Vorkommen: Faucht es aus einem  Loch oder Riss in einer Route heraus, dann hat  man einen Siebenschläfer gestört. Die Nagetiere sind nachtaktiv und halten sich tagsüber ruhend in verlassenen Baum- oder eben Felshöhlen auf. Sie klettern ausgezeichnet, auch in schwierigen Routen sind sie zu finden. Das liegt an ihren gut beweglichen Fingern und Zehen. Diese besitzen neben langen Krallen, kissenartige, immer etwas feuchte Schwielen, die selbst auf glatten Flächen einen sicheren Halt geben. Der beste Schutz ist der Erhalt von Lebensräumen (Streuobstwiesen, Altholz mit Spechthöhlen, usw,) und eine naturnahe Landwirtschaft ohne Pestizide oder Insektizide. Als Obst- und Insektenfresser und Beutetier für größere Räuber wie den Uhu oder Marder spielt der Siebenschläfer im Nahrungsgeflecht der Mittelgebirgslandschaft eine wichtige Rolle. Da der überwiegende Lebensraum der Siebenschläfer nicht die Felsen sind, gibt es wenig Konfliktpotenzial.

 

Apollofalter

Apollofalter sind auf freistehende, sonnige Felsbiotope angewiesen. Die Raupen des Schmetterlings leben fast ausschließlich vom Weißen Mauerpfeffer (Sedum album), einer Reliktpflanze, die nur dort vorkommt. Der Schmetterling selbst benötigt dann v.a. blumenreiche Magerrasen. Die Art zählt zu den am stärksten gefährdeten Schmetterlingen in Deutschland.
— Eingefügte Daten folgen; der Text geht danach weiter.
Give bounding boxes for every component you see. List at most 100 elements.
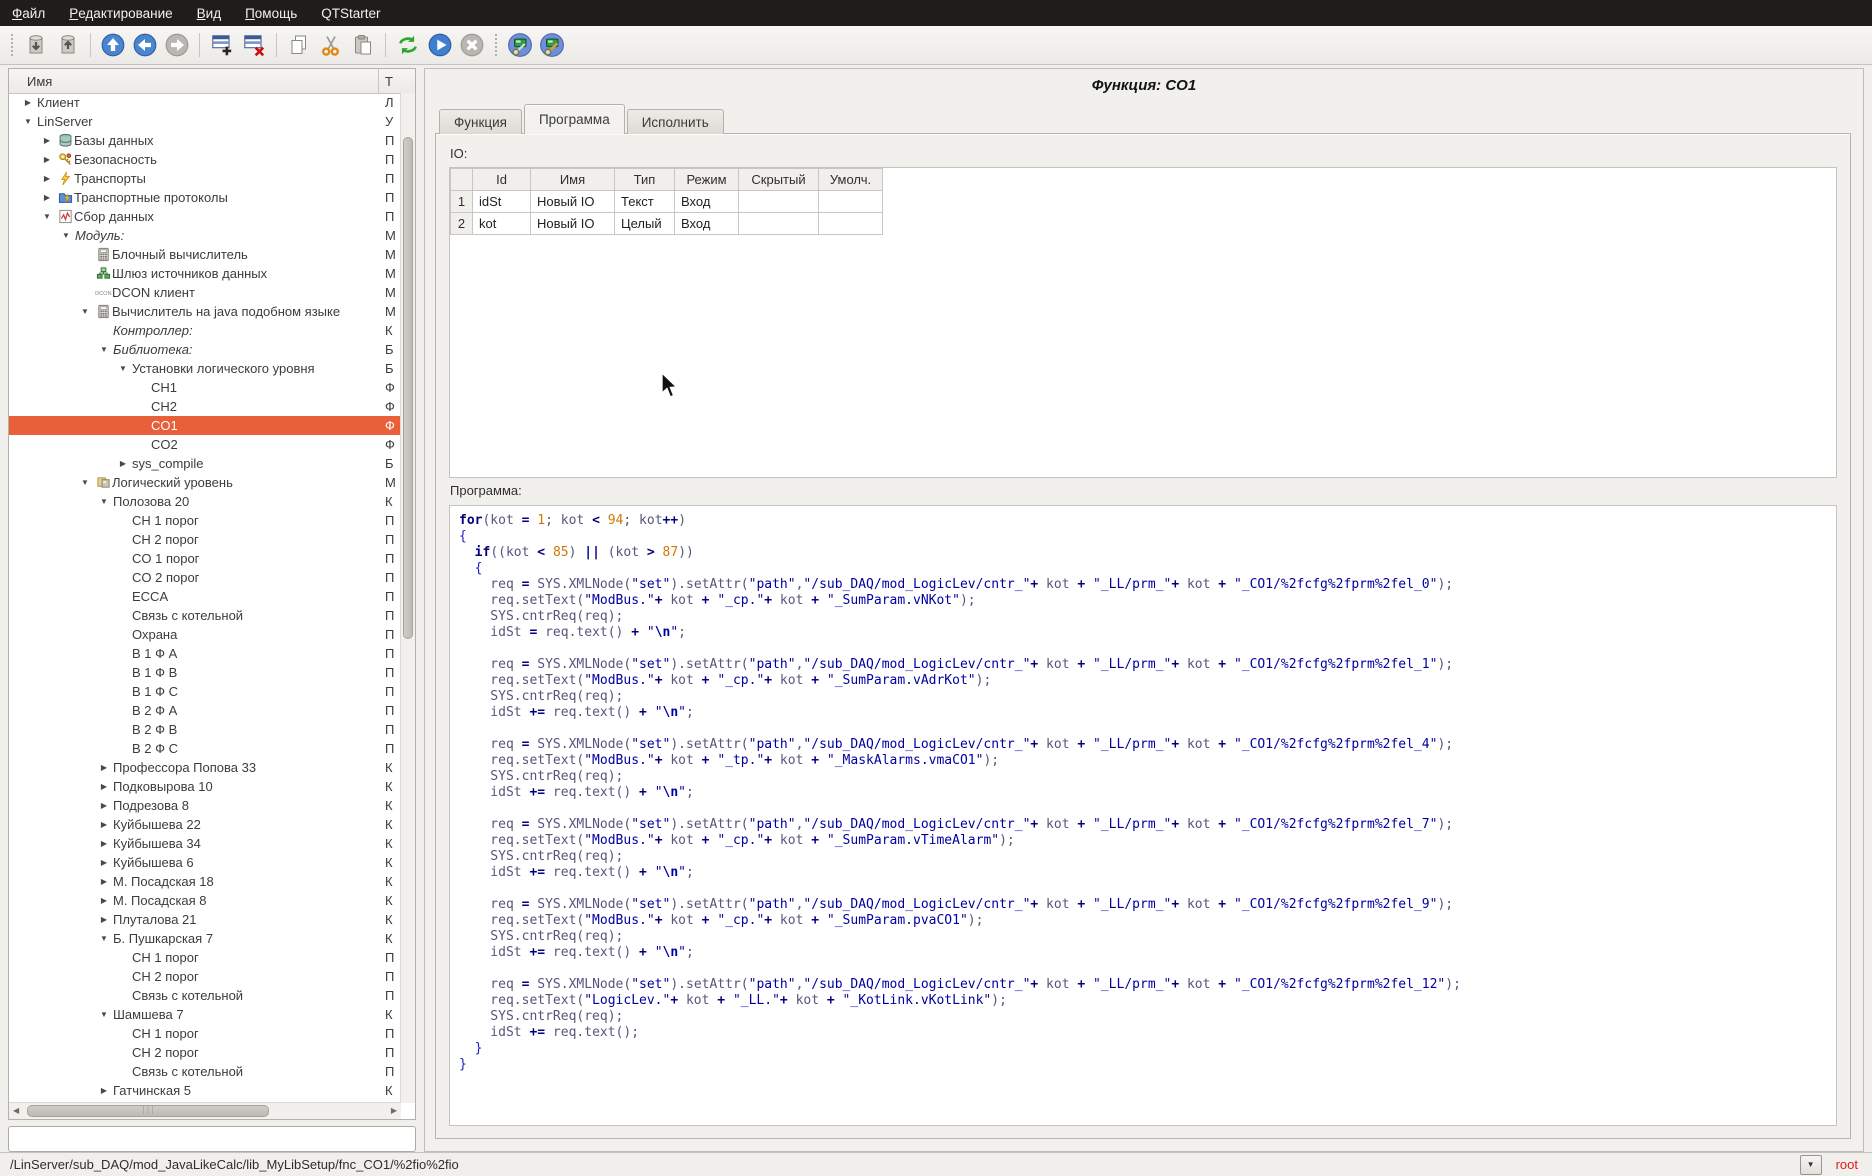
tree-item[interactable]: В 2 Ф СП bbox=[9, 739, 401, 758]
tree-header-name[interactable]: Имя bbox=[9, 74, 378, 89]
tree-item[interactable]: Блочный вычислительМ bbox=[9, 245, 401, 264]
io-cell[interactable]: Новый IO bbox=[531, 191, 615, 213]
io-column-header[interactable]: Скрытый bbox=[739, 169, 819, 191]
tree-item[interactable]: ▶ТранспортыП bbox=[9, 169, 401, 188]
tree-item[interactable]: ▶sys_compileБ bbox=[9, 454, 401, 473]
expand-arrow-icon[interactable]: ▶ bbox=[38, 136, 56, 145]
tree-item[interactable]: В 1 Ф АП bbox=[9, 644, 401, 663]
tree-item[interactable]: В 2 Ф ВП bbox=[9, 720, 401, 739]
expand-arrow-icon[interactable]: ▶ bbox=[95, 820, 113, 829]
vertical-scroll-thumb[interactable] bbox=[403, 137, 413, 639]
status-dropdown-button[interactable]: ▼ bbox=[1800, 1155, 1822, 1175]
expand-arrow-icon[interactable]: ▶ bbox=[95, 858, 113, 867]
io-cell[interactable] bbox=[819, 191, 883, 213]
stop-button[interactable] bbox=[456, 29, 488, 61]
expand-arrow-icon[interactable]: ▶ bbox=[38, 155, 56, 164]
tree-item[interactable]: ▼Установки логического уровняБ bbox=[9, 359, 401, 378]
expand-arrow-icon[interactable]: ▶ bbox=[95, 801, 113, 810]
tab-program[interactable]: Программа bbox=[524, 104, 625, 134]
expand-arrow-icon[interactable]: ▶ bbox=[19, 98, 37, 107]
tree-item[interactable]: ECCAП bbox=[9, 587, 401, 606]
tree-item[interactable]: ▼Модуль:М bbox=[9, 226, 401, 245]
tree-header-type[interactable]: Т bbox=[378, 69, 415, 93]
tree-item[interactable]: Контроллер:К bbox=[9, 321, 401, 340]
scroll-right-arrow-icon[interactable]: ▶ bbox=[391, 1105, 397, 1117]
tree-item[interactable]: ▶КлиентЛ bbox=[9, 93, 401, 112]
tree-item[interactable]: Связь с котельнойП bbox=[9, 1062, 401, 1081]
horizontal-scroll-thumb[interactable]: ┆┆┆ bbox=[27, 1105, 269, 1117]
program-code-editor[interactable]: for(kot = 1; kot < 94; kot++) { if((kot … bbox=[449, 505, 1837, 1126]
menu-item-view[interactable]: Вид bbox=[185, 0, 233, 26]
tree-filter-input[interactable] bbox=[8, 1126, 416, 1152]
copy-button[interactable] bbox=[283, 29, 315, 61]
forward-button[interactable] bbox=[161, 29, 193, 61]
tree-item[interactable]: CO 2 порогП bbox=[9, 568, 401, 587]
tree-item[interactable]: CO 1 порогП bbox=[9, 549, 401, 568]
tree-item[interactable]: ▶М. Посадская 8К bbox=[9, 891, 401, 910]
menu-item-help[interactable]: Помощь bbox=[233, 0, 309, 26]
toolbar-drag-handle[interactable] bbox=[495, 34, 497, 56]
tree-item[interactable]: ОхранаП bbox=[9, 625, 401, 644]
cut-button[interactable] bbox=[315, 29, 347, 61]
collapse-arrow-icon[interactable]: ▼ bbox=[76, 478, 94, 487]
expand-arrow-icon[interactable]: ▶ bbox=[114, 459, 132, 468]
tree-item[interactable]: ▶Подковырова 10К bbox=[9, 777, 401, 796]
tree-item-selected[interactable]: CO1Ф bbox=[9, 416, 401, 435]
io-cell[interactable]: kot bbox=[473, 213, 531, 235]
tree-item[interactable]: В 1 Ф СП bbox=[9, 682, 401, 701]
back-button[interactable] bbox=[129, 29, 161, 61]
io-cell[interactable]: Вход bbox=[675, 213, 739, 235]
tree-item[interactable]: CH 2 порогП bbox=[9, 967, 401, 986]
tree-item[interactable]: ▶БезопасностьП bbox=[9, 150, 401, 169]
expand-arrow-icon[interactable]: ▶ bbox=[38, 193, 56, 202]
collapse-arrow-icon[interactable]: ▼ bbox=[19, 117, 37, 126]
tree-item[interactable]: DCONDCON клиентМ bbox=[9, 283, 401, 302]
tree-item[interactable]: ▼Библиотека:Б bbox=[9, 340, 401, 359]
tree-item[interactable]: ▼Логический уровеньМ bbox=[9, 473, 401, 492]
load-button[interactable] bbox=[20, 29, 52, 61]
expand-arrow-icon[interactable]: ▶ bbox=[95, 1086, 113, 1095]
expand-arrow-icon[interactable]: ▶ bbox=[95, 896, 113, 905]
io-row-number[interactable]: 1 bbox=[451, 191, 473, 213]
tree-item[interactable]: CH 1 порогП bbox=[9, 1024, 401, 1043]
scroll-left-arrow-icon[interactable]: ◀ bbox=[13, 1105, 19, 1117]
collapse-arrow-icon[interactable]: ▼ bbox=[95, 497, 113, 506]
tree-item[interactable]: ▶Подрезова 8К bbox=[9, 796, 401, 815]
io-cell[interactable] bbox=[739, 191, 819, 213]
save-button[interactable] bbox=[52, 29, 84, 61]
menu-item-file[interactable]: Файл bbox=[0, 0, 57, 26]
menu-item-edit[interactable]: Редактирование bbox=[57, 0, 184, 26]
tree-item[interactable]: ▼LinServerУ bbox=[9, 112, 401, 131]
collapse-arrow-icon[interactable]: ▼ bbox=[76, 307, 94, 316]
collapse-arrow-icon[interactable]: ▼ bbox=[95, 934, 113, 943]
tree-item[interactable]: ▼Полозова 20К bbox=[9, 492, 401, 511]
tree-item[interactable]: ▶Плуталова 21К bbox=[9, 910, 401, 929]
collapse-arrow-icon[interactable]: ▼ bbox=[95, 345, 113, 354]
io-cell[interactable]: Целый bbox=[615, 213, 675, 235]
tree-item[interactable]: CH 2 порогП bbox=[9, 1043, 401, 1062]
tab-function[interactable]: Функция bbox=[439, 109, 522, 134]
collapse-arrow-icon[interactable]: ▼ bbox=[114, 364, 132, 373]
tree-item[interactable]: В 2 Ф АП bbox=[9, 701, 401, 720]
vca-engine-button[interactable] bbox=[504, 29, 536, 61]
io-column-header[interactable]: Режим bbox=[675, 169, 739, 191]
io-column-header[interactable]: Умолч. bbox=[819, 169, 883, 191]
io-cell[interactable]: Новый IO bbox=[531, 213, 615, 235]
expand-arrow-icon[interactable]: ▶ bbox=[95, 763, 113, 772]
add-item-button[interactable] bbox=[206, 29, 238, 61]
io-row-number[interactable]: 2 bbox=[451, 213, 473, 235]
io-cell[interactable] bbox=[819, 213, 883, 235]
tree-item[interactable]: CO2Ф bbox=[9, 435, 401, 454]
tree-item[interactable]: ▶М. Посадская 18К bbox=[9, 872, 401, 891]
tree-item[interactable]: В 1 Ф ВП bbox=[9, 663, 401, 682]
tree-item[interactable]: ▶Куйбышева 22К bbox=[9, 815, 401, 834]
io-column-header[interactable]: Имя bbox=[531, 169, 615, 191]
io-cell[interactable]: idSt bbox=[473, 191, 531, 213]
tab-execute[interactable]: Исполнить bbox=[627, 109, 724, 134]
tree-item[interactable]: Шлюз источников данныхМ bbox=[9, 264, 401, 283]
tree-item[interactable]: ▶Куйбышева 6К bbox=[9, 853, 401, 872]
expand-arrow-icon[interactable]: ▶ bbox=[38, 174, 56, 183]
io-cell[interactable]: Вход bbox=[675, 191, 739, 213]
expand-arrow-icon[interactable]: ▶ bbox=[95, 782, 113, 791]
collapse-arrow-icon[interactable]: ▼ bbox=[38, 212, 56, 221]
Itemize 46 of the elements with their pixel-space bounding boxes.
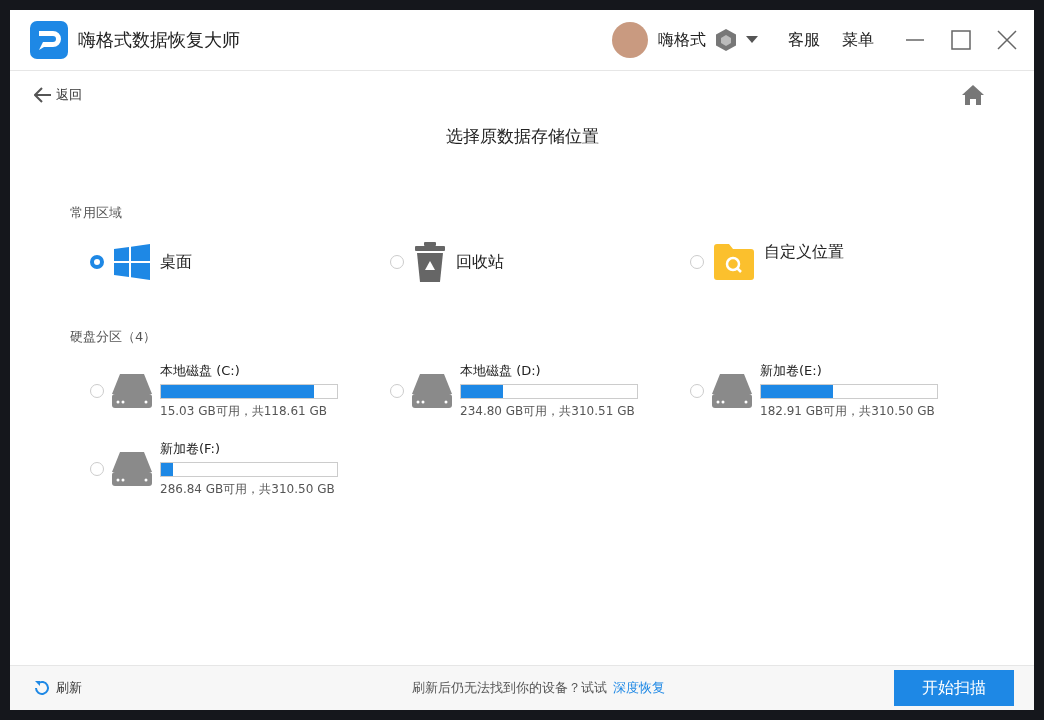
user-avatar[interactable]	[612, 22, 648, 58]
hard-drive-icon	[712, 374, 752, 408]
disk-name[interactable]: 本地磁盘 (D:)	[460, 362, 638, 380]
user-name[interactable]: 嗨格式	[658, 29, 706, 51]
folder-search-icon	[714, 244, 754, 280]
back-button[interactable]: 返回	[34, 86, 82, 104]
radio-button[interactable]	[690, 255, 704, 269]
arrow-left-icon	[34, 87, 52, 103]
hard-drive-icon	[412, 374, 452, 408]
window-title: 嗨格式数据恢复大师	[78, 28, 241, 52]
disk-name[interactable]: 新加卷(E:)	[760, 362, 938, 380]
location-label[interactable]: 桌面	[160, 251, 192, 273]
title-link[interactable]: 客服	[782, 29, 826, 51]
radio-button[interactable]	[90, 462, 104, 476]
disk-size: 182.91 GB可用，共310.50 GB	[760, 403, 936, 420]
disk-name[interactable]: 新加卷(F:)	[160, 440, 338, 458]
radio-button[interactable]	[390, 255, 404, 269]
start-scan-button[interactable]: 开始扫描	[894, 670, 1014, 706]
location-label[interactable]: 回收站	[456, 251, 504, 273]
trash-icon	[414, 242, 446, 282]
disk-size: 234.80 GB可用，共310.51 GB	[460, 403, 636, 420]
disk-name[interactable]: 本地磁盘 (C:)	[160, 362, 338, 380]
page-heading: 选择原数据存储位置	[444, 125, 600, 148]
disk-size: 286.84 GB可用，共310.50 GB	[160, 481, 336, 498]
radio-button[interactable]	[90, 255, 104, 269]
location-label[interactable]: 自定义位置	[764, 242, 844, 263]
title-link[interactable]: 菜单	[836, 29, 880, 51]
section-label: 硬盘分区（4）	[70, 328, 158, 346]
caret-icon[interactable]	[746, 36, 758, 44]
section-label: 常用区域	[70, 204, 123, 222]
disk-size: 15.03 GB可用，共118.61 GB	[160, 403, 329, 420]
hard-drive-icon	[112, 452, 152, 486]
app-logo-icon	[30, 21, 68, 59]
maximize-icon[interactable]	[950, 29, 972, 51]
radio-button[interactable]	[90, 384, 104, 398]
deep-recovery-link[interactable]: 深度恢复	[612, 680, 665, 695]
radio-button[interactable]	[390, 384, 404, 398]
badge-icon	[716, 29, 736, 51]
windows-icon	[114, 244, 150, 280]
hard-drive-icon	[112, 374, 152, 408]
radio-button[interactable]	[690, 384, 704, 398]
refresh-button[interactable]: 刷新	[34, 679, 82, 697]
refresh-icon	[34, 680, 50, 696]
close-icon[interactable]	[996, 29, 1018, 51]
hint-text: 刷新后仍无法找到你的设备？试试 深度恢复	[410, 679, 666, 697]
home-icon[interactable]	[962, 85, 984, 105]
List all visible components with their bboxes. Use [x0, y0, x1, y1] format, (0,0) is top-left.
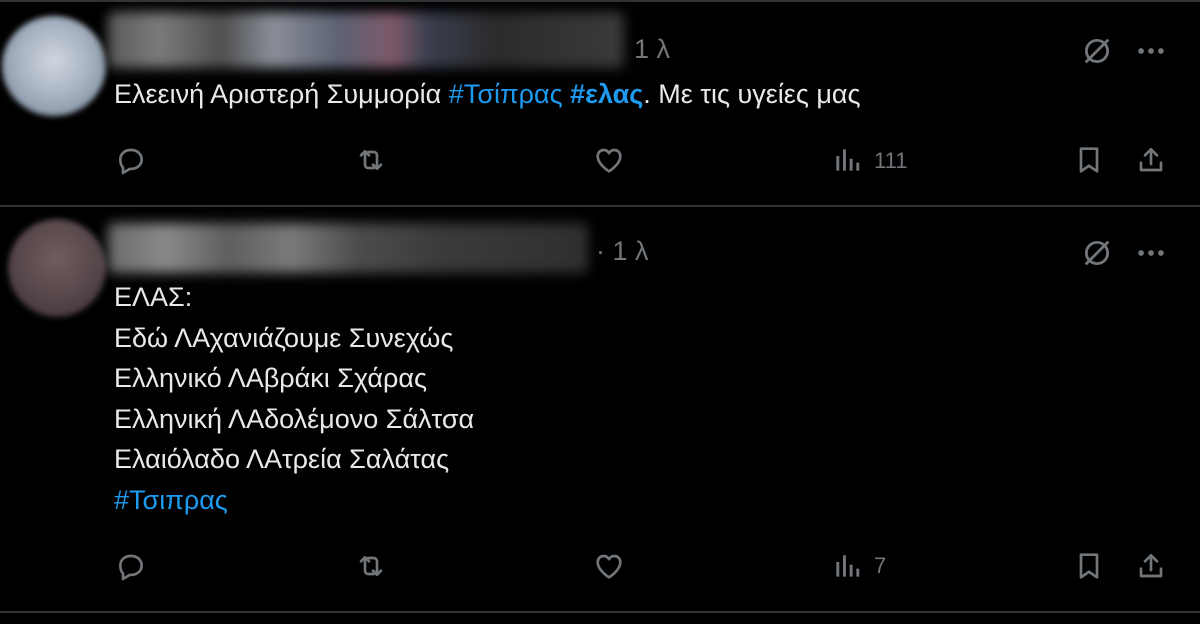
views-count: 111: [874, 148, 908, 173]
hashtag-elas[interactable]: #ελας: [570, 79, 643, 109]
heart-icon[interactable]: [592, 143, 626, 177]
display-name-blurred[interactable]: [108, 223, 588, 273]
views-chart-icon[interactable]: [830, 549, 864, 583]
bookmark-icon[interactable]: [1072, 549, 1106, 583]
tweet-line: ΕΛΑΣ:: [114, 282, 193, 312]
display-name-blurred[interactable]: [108, 12, 624, 68]
grok-icon[interactable]: [1080, 236, 1114, 270]
more-icon[interactable]: [1134, 236, 1168, 270]
tweet-line: Ελληνική ΛΑδολέμονο Σάλτσα: [114, 403, 475, 434]
tweet-text-after: . Με τις υγείες μας: [643, 79, 861, 109]
hashtag-tsipras[interactable]: #Τσιπρας: [114, 485, 228, 515]
timestamp[interactable]: 1 λ: [634, 34, 670, 65]
timestamp[interactable]: · 1 λ: [596, 236, 649, 267]
share-icon[interactable]: [1134, 143, 1168, 177]
avatar[interactable]: [8, 219, 106, 317]
retweet-icon[interactable]: [354, 549, 388, 583]
tweet-2[interactable]: · 1 λ ΕΛΑΣ: Εδώ ΛΑχανιάζουμε Συνεχώς Ελλ…: [0, 207, 1200, 611]
retweet-icon[interactable]: [354, 143, 388, 177]
views-count: 7: [874, 553, 887, 578]
tweet-line: Ελληνικό ΛΑβράκι Σχάρας: [114, 363, 427, 393]
tweet-line: Εδώ ΛΑχανιάζουμε Συνεχώς: [114, 322, 454, 353]
hashtag-tsipras[interactable]: #Τσίπρας: [449, 79, 563, 109]
bottom-divider: [0, 611, 1200, 613]
tweet-1[interactable]: 1 λ Ελεεινή Αριστερή Συμμορία #Τσίπρας #…: [0, 0, 1200, 205]
tweet-line: Ελαιόλαδο ΛΑτρεία Σαλάτας: [114, 444, 450, 474]
tweet-text-plain: Ελεεινή Αριστερή Συμμορία: [114, 79, 449, 109]
reply-icon[interactable]: [114, 549, 148, 583]
heart-icon[interactable]: [592, 549, 626, 583]
tweet-text: ΕΛΑΣ: Εδώ ΛΑχανιάζουμε Συνεχώς Ελληνικό …: [114, 277, 474, 520]
grok-icon[interactable]: [1080, 34, 1114, 68]
tweet-text: Ελεεινή Αριστερή Συμμορία #Τσίπρας #ελας…: [114, 74, 861, 115]
views-chart-icon[interactable]: [830, 143, 864, 177]
reply-icon[interactable]: [114, 143, 148, 177]
share-icon[interactable]: [1134, 549, 1168, 583]
bookmark-icon[interactable]: [1072, 143, 1106, 177]
avatar[interactable]: [2, 16, 106, 116]
more-icon[interactable]: [1134, 34, 1168, 68]
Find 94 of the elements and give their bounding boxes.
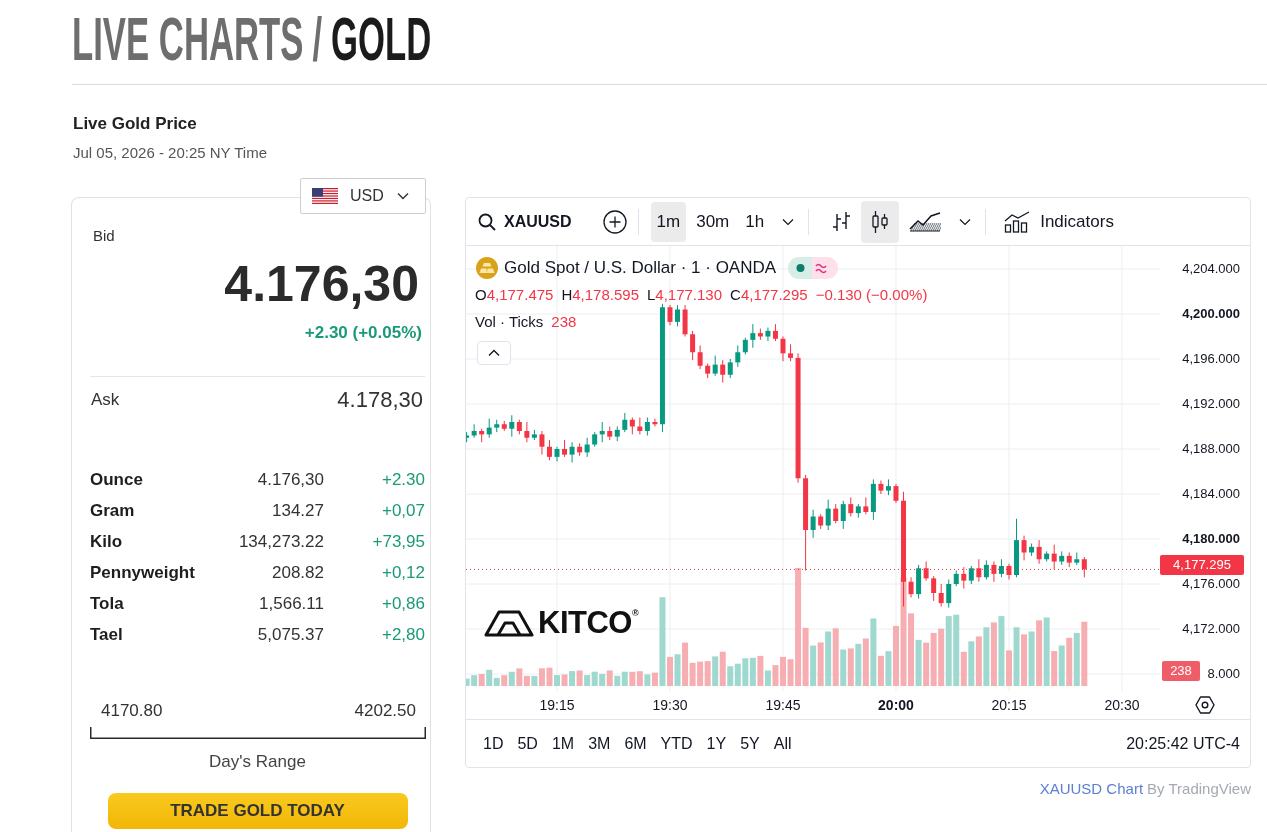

Außerhalb der Alpen gibt es nur noch sehr kleine Vorkommen in der Fränkischen Schweiz, der Schwäbischen Alb sowie im Moselgebiet. Mit Maßnahmen zur Biotoppflege, Reduktion des Insektizideinsatzes und lokaler Überwachung einiger Vorkommensorte zur Flugzeit versucht man die Falterbestände zu erhalten. Trotz des strengen gesetzlichen Schutzes (Rote-Liste-Kategorie: "vom Aussterben bedroht") konnte der negative Trend bislang nicht aufgehalten werden. Maßnahmen zum Schutz der Felsvegetation (z.B. Felsköpfe nicht betreten) helfen dem Apollofalter.